Etre confrontés aux problèmes multiples de la population la plus démunie du monde nous donne à la fois une impression d’impuissance, mais renforce notre conviction qu’il faut agir. Hier nous avons eu une réunion avec les responsables UNICEF de la région en présence des responsables de l’aménagement du territoire et du développement communautaire du département de Tchin Tabaradene. Nous avons pu leur poser de nombreuses questions qui nous ont permis de mieux comprendre les structures locales ainsi que la problématique du secteur de l’eau et de l’assainissement. Ensuite j’ai eu la chance de rencontrer le rotarien Nicholas Mancus responsable de la task force Eau, Santé et Alimentation (WHHR) du district 9100 (Afrique de l’Ouest). Nous avons passé la soirée ensemble avec huit nigériens qui envisagent de créer un nouveau club Rotary à Agadez. J’ai pu ainsi parler jusque tard dans la nuit avec des autochtones qui m’ont appris plus en une soirée que tout ce que j’aurais pu lire dans les rapports des ONG. Comme tu le vois, c’est passionnant, mais la réalité est très dure à affronter. Nous partons ce matin vers Tahoua où nous rencontrerons la direction de l’hydraulique pour la région, les distances étant très grandes et les routes en mauvais état, nous perdons beaucoup de temps en déplacements. Demain matin nous partirons à l’aube pour Tchin Tabaradene où nous sommes attendus par le préfet du département qui nous fera visiter quelques villages faisant partie du projet « Eau source de vie ».
Mon prochain rapport ne pourra vraisemblablement être fait que samedi à Niamey.

 

Bien amicalement,

Georges

 

 
Tahoua, le 2 décembre 2005 – 22h15  
 
Chers amis,

« Aman Iman » (proverbe touareg) = « L’eau, c’est la vie ! »
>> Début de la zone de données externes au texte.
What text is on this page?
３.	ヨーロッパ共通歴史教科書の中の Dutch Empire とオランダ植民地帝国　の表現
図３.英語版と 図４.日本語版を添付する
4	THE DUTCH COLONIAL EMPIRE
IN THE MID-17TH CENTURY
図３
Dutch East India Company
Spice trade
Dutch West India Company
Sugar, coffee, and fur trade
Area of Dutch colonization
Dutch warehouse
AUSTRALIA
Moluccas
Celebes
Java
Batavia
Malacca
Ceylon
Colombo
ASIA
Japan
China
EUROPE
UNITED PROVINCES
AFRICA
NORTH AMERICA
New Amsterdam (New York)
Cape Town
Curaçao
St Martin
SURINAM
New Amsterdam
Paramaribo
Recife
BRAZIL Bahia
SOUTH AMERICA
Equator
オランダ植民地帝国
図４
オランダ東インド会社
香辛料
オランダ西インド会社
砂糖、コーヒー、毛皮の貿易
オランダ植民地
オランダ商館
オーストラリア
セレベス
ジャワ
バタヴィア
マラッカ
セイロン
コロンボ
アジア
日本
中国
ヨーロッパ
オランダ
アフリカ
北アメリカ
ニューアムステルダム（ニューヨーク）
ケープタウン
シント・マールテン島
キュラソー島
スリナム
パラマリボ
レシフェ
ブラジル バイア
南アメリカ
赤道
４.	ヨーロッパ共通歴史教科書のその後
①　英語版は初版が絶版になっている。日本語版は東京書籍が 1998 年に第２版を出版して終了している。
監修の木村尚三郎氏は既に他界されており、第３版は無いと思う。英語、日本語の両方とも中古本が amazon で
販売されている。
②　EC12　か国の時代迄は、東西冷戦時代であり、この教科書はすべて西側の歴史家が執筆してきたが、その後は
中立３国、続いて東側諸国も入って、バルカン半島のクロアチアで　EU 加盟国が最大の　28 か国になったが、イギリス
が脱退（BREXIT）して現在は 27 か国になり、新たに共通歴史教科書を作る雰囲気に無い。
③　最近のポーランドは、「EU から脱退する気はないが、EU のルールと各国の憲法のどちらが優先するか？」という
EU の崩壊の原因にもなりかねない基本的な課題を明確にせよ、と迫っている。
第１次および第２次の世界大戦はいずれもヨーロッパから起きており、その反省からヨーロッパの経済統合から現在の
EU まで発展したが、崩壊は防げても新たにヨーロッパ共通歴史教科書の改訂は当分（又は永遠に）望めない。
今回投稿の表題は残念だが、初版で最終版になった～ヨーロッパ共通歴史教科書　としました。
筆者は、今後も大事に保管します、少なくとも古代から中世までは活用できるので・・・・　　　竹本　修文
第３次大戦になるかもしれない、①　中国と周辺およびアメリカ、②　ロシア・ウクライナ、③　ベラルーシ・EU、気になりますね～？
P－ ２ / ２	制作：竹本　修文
Nous avons rencontré hier soir le directeur de l’hydraulique pour la région de Tahoua. Il nous a remis une carte indiquant la position géographique des villages où les puits sont à réaliser ou à réhabiliter.
Départ ce matin à 7h30 pour Tchinta (Tchintabaraden)
Trois heures et demi de route dont deux heures de piste pour arriver au chef lieu qui compte 9.000 habitants. Déception, le Préfet n’est pas là, il semblerait qu’ils n’ont pas été prévenus de notre visite (absence de ligne téléphonique normale).
Nous sommes reçus par son adjoint à qui nous expliquons l’objet de notre visite.
Après les palabres indispensables (nous sommes en Afrique), il est convenu qu’un employé de l’administration communale nous accompagne pour visiter deux villages (voir photos). En parlant via un interprète aux chefs de village, nous avons la confirmation que pour eux l’eau est vraiment la toute grande priorité. Il s’agit d’une zone pastorale et les besoins en eau du cheptel sont importants (dromadaires, vaches, chèvres). Le climat chaud, la terre aride, la profondeur à laquelle il faut creuser (jusqu’à 100 mètres), les faibles moyens techniques locaux et l’éloignement des villages augmentent le coût de l’entreprise. Nous sommes rentrés après le coucher du soleil, fatigués par la route mais satisfaits d’avoir pu nous rendre compte par nous-mêmes du bien fondé de notre projet.
Demain nous rentrons à Nyamé où une réunion rotarienne a été prévue pour nous le soir afin de considérer ensemble les possibilités de coopération sur ce projet.